Weaknesses: Novelty: The claim #1 is expected from very early results. The claim #2 is unclear because the number of rejection times seems high, which indicates that the approximation algorithm may be inefficient. Empirical: The paper includes experiments, but they are limited in scale. The lack of contextual feature modeling also makes the work difficult to apply in practice.
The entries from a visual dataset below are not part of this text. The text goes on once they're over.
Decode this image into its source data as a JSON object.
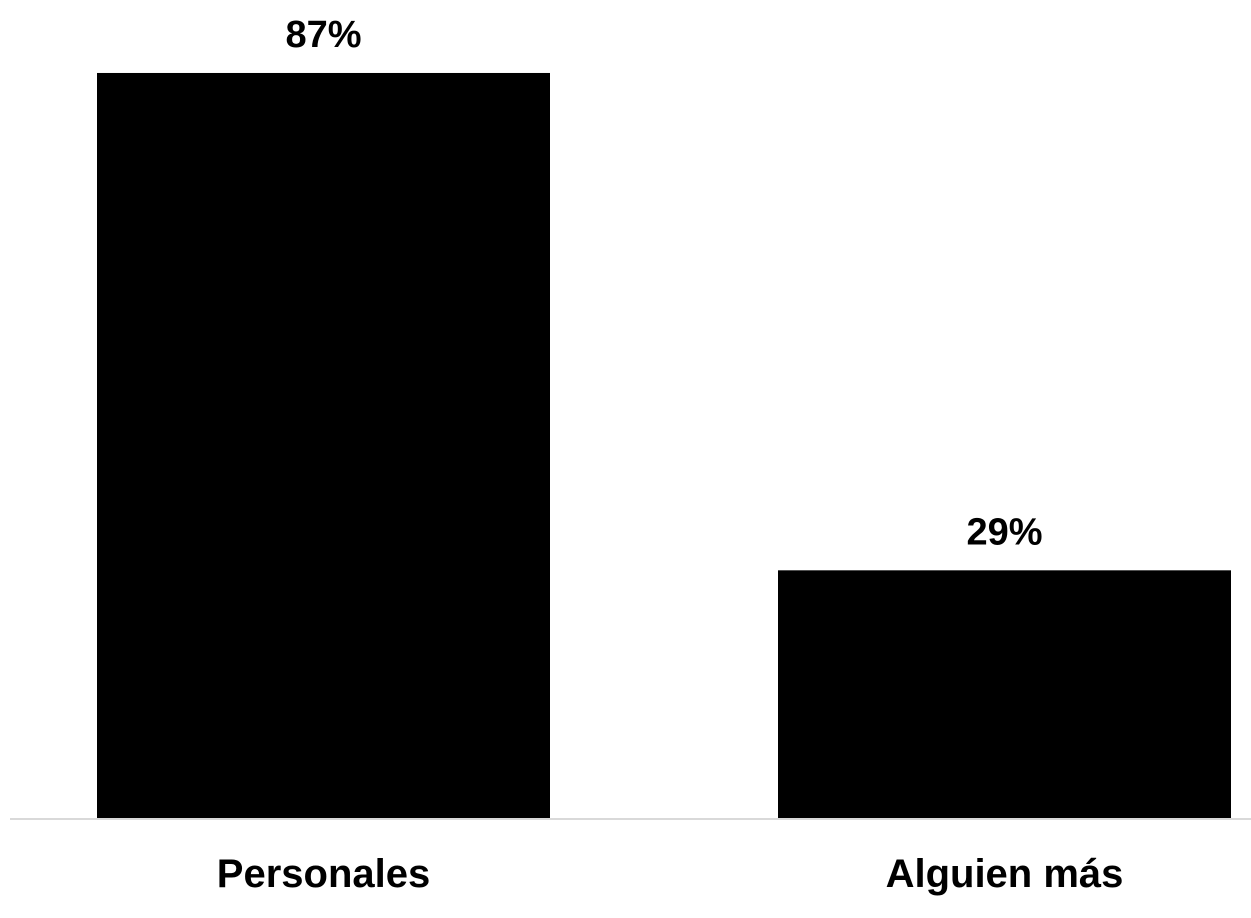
{
  "chart_data": {
    "type": "bar",
    "title": "",
    "xlabel": "",
    "ylabel": "",
    "categories": [
      "Personales",
      "Alguien más"
    ],
    "values": [
      87,
      29
    ],
    "value_labels": [
      "87%",
      "29%"
    ],
    "ylim": [
      0,
      100
    ],
    "grid": false,
    "legend": "none",
    "colors": {
      "bar": "#000000",
      "axis": "#d9d9d9",
      "text": "#000000",
      "background": "#ffffff"
    }
  }
}
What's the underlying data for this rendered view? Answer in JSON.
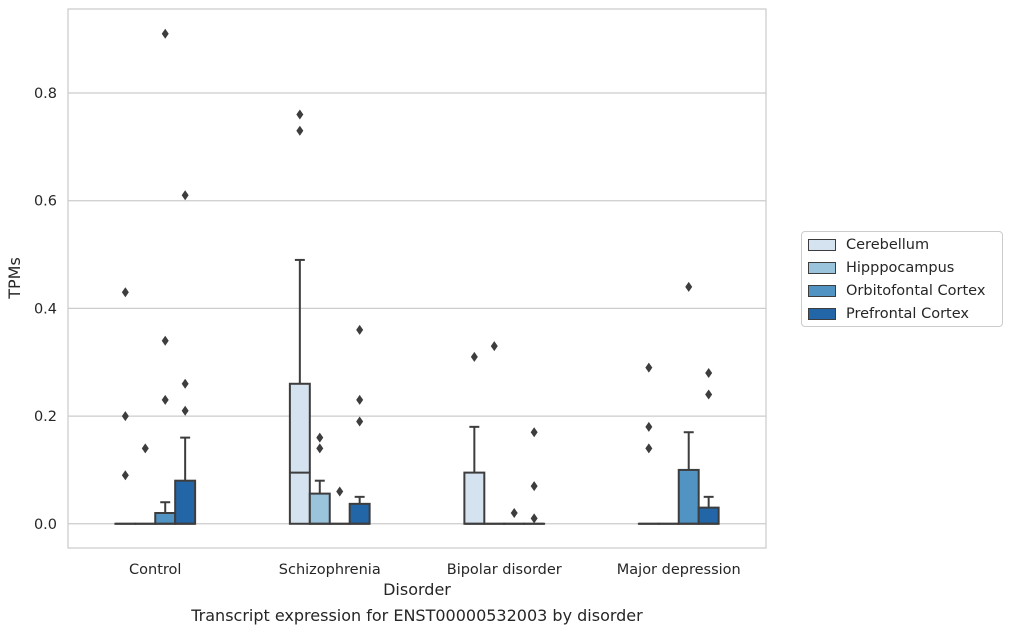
{
  "chart_data": {
    "type": "box",
    "xlabel": "Disorder",
    "ylabel": "TPMs",
    "ylim": [
      -0.045,
      0.956
    ],
    "yticks": [
      "0.0",
      "0.2",
      "0.4",
      "0.6",
      "0.8"
    ],
    "ytick_values": [
      0,
      0.2,
      0.4,
      0.6,
      0.8
    ],
    "grid": "horizontal",
    "legend_placement": "right-outside",
    "categories": [
      "Control",
      "Schizophrenia",
      "Bipolar disorder",
      "Major depression"
    ],
    "series": [
      {
        "name": "Cerebellum",
        "color": "#d5e2f0",
        "boxes": [
          {
            "q1": 0,
            "median": 0,
            "q3": 0,
            "whisker_low": 0,
            "whisker_high": 0,
            "outliers": [
              0.09,
              0.2,
              0.43
            ]
          },
          {
            "q1": 0,
            "median": 0.095,
            "q3": 0.26,
            "whisker_low": 0,
            "whisker_high": 0.49,
            "outliers": [
              0.73,
              0.76
            ]
          },
          {
            "q1": 0,
            "median": 0,
            "q3": 0.095,
            "whisker_low": 0,
            "whisker_high": 0.18,
            "outliers": [
              0.31
            ]
          },
          {
            "q1": 0,
            "median": 0,
            "q3": 0,
            "whisker_low": 0,
            "whisker_high": 0,
            "outliers": [
              0.14,
              0.18,
              0.29
            ]
          }
        ]
      },
      {
        "name": "Hipppocampus",
        "color": "#9ac3dc",
        "boxes": [
          {
            "q1": 0,
            "median": 0,
            "q3": 0,
            "whisker_low": 0,
            "whisker_high": 0,
            "outliers": [
              0.14
            ]
          },
          {
            "q1": 0,
            "median": 0,
            "q3": 0.056,
            "whisker_low": 0,
            "whisker_high": 0.08,
            "outliers": [
              0.14,
              0.16
            ]
          },
          {
            "q1": 0,
            "median": 0,
            "q3": 0,
            "whisker_low": 0,
            "whisker_high": 0,
            "outliers": [
              0.33
            ]
          },
          {
            "q1": 0,
            "median": 0,
            "q3": 0,
            "whisker_low": 0,
            "whisker_high": 0,
            "outliers": []
          }
        ]
      },
      {
        "name": "Orbitofontal Cortex",
        "color": "#5193c3",
        "boxes": [
          {
            "q1": 0,
            "median": 0,
            "q3": 0.02,
            "whisker_low": 0,
            "whisker_high": 0.04,
            "outliers": [
              0.23,
              0.34,
              0.91
            ]
          },
          {
            "q1": 0,
            "median": 0,
            "q3": 0,
            "whisker_low": 0,
            "whisker_high": 0,
            "outliers": [
              0.06
            ]
          },
          {
            "q1": 0,
            "median": 0,
            "q3": 0,
            "whisker_low": 0,
            "whisker_high": 0,
            "outliers": [
              0.02
            ]
          },
          {
            "q1": 0,
            "median": 0,
            "q3": 0.1,
            "whisker_low": 0,
            "whisker_high": 0.17,
            "outliers": [
              0.44
            ]
          }
        ]
      },
      {
        "name": "Prefrontal Cortex",
        "color": "#2366a8",
        "boxes": [
          {
            "q1": 0,
            "median": 0,
            "q3": 0.08,
            "whisker_low": 0,
            "whisker_high": 0.16,
            "outliers": [
              0.21,
              0.26,
              0.61
            ]
          },
          {
            "q1": 0,
            "median": 0,
            "q3": 0.037,
            "whisker_low": 0,
            "whisker_high": 0.05,
            "outliers": [
              0.19,
              0.23,
              0.36
            ]
          },
          {
            "q1": 0,
            "median": 0,
            "q3": 0,
            "whisker_low": 0,
            "whisker_high": 0,
            "outliers": [
              0.01,
              0.07,
              0.17
            ]
          },
          {
            "q1": 0,
            "median": 0,
            "q3": 0.03,
            "whisker_low": 0,
            "whisker_high": 0.05,
            "outliers": [
              0.24,
              0.28
            ]
          }
        ]
      }
    ]
  },
  "caption": "Transcript expression for ENST00000532003 by disorder"
}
Correctness: I did not read the appendix but the result agrees with my expectations based on related work.

Clarity: Yes

Relation to Prior Work: No. I would expect to see three points of clarifications: 1. The main theoretical novelty came from a claim that a high-probably regret bound cannot yield a regret bound in expectation (line 223). This is surprising. 2. The complaint against "a time-consuming optimization problem" needs to be elaborated. Particularly, how does it relate to the objective function (1)? 3. The discussion about Bartok et al., 2011 is unspecific. The author aims to classify minimax regrets to trivial, easy, hard, and hopeless, but did not give any intuitions.

Reproducibility: Yes

Additional Feedback: * I am not seeing the point to mention PM games. All bandits work can be framed as minimax games. How is this work different? This confused me a little in the introduction. * Definition 1 through Definition 5 could be mostly deleted without impairing understanding. What is a Pareto front doing here? * Let me know if I understood the contributions correctly. If so, Section 3.1 needs to be clarified. For example, the rejection function is not presented. * Section 3.2 seems intuitively useful, but it is completely out of context. I am not clear if it makes a difference with or without rank reductions. * Experiments setup. Needs to remind reader what is N and M. (I guess number of arms?) How can they be different? * There is a general lack of discussions of the results - how different conditions impact the cumulative regrets. The image backgrounds also should be set as white or transparent. * Could you add the theoretical regret curve in this experiment for comparisons? If it incurs large constants, then you could draw it in a twinx plot. I am primarily hoping to see the logarithmic rates.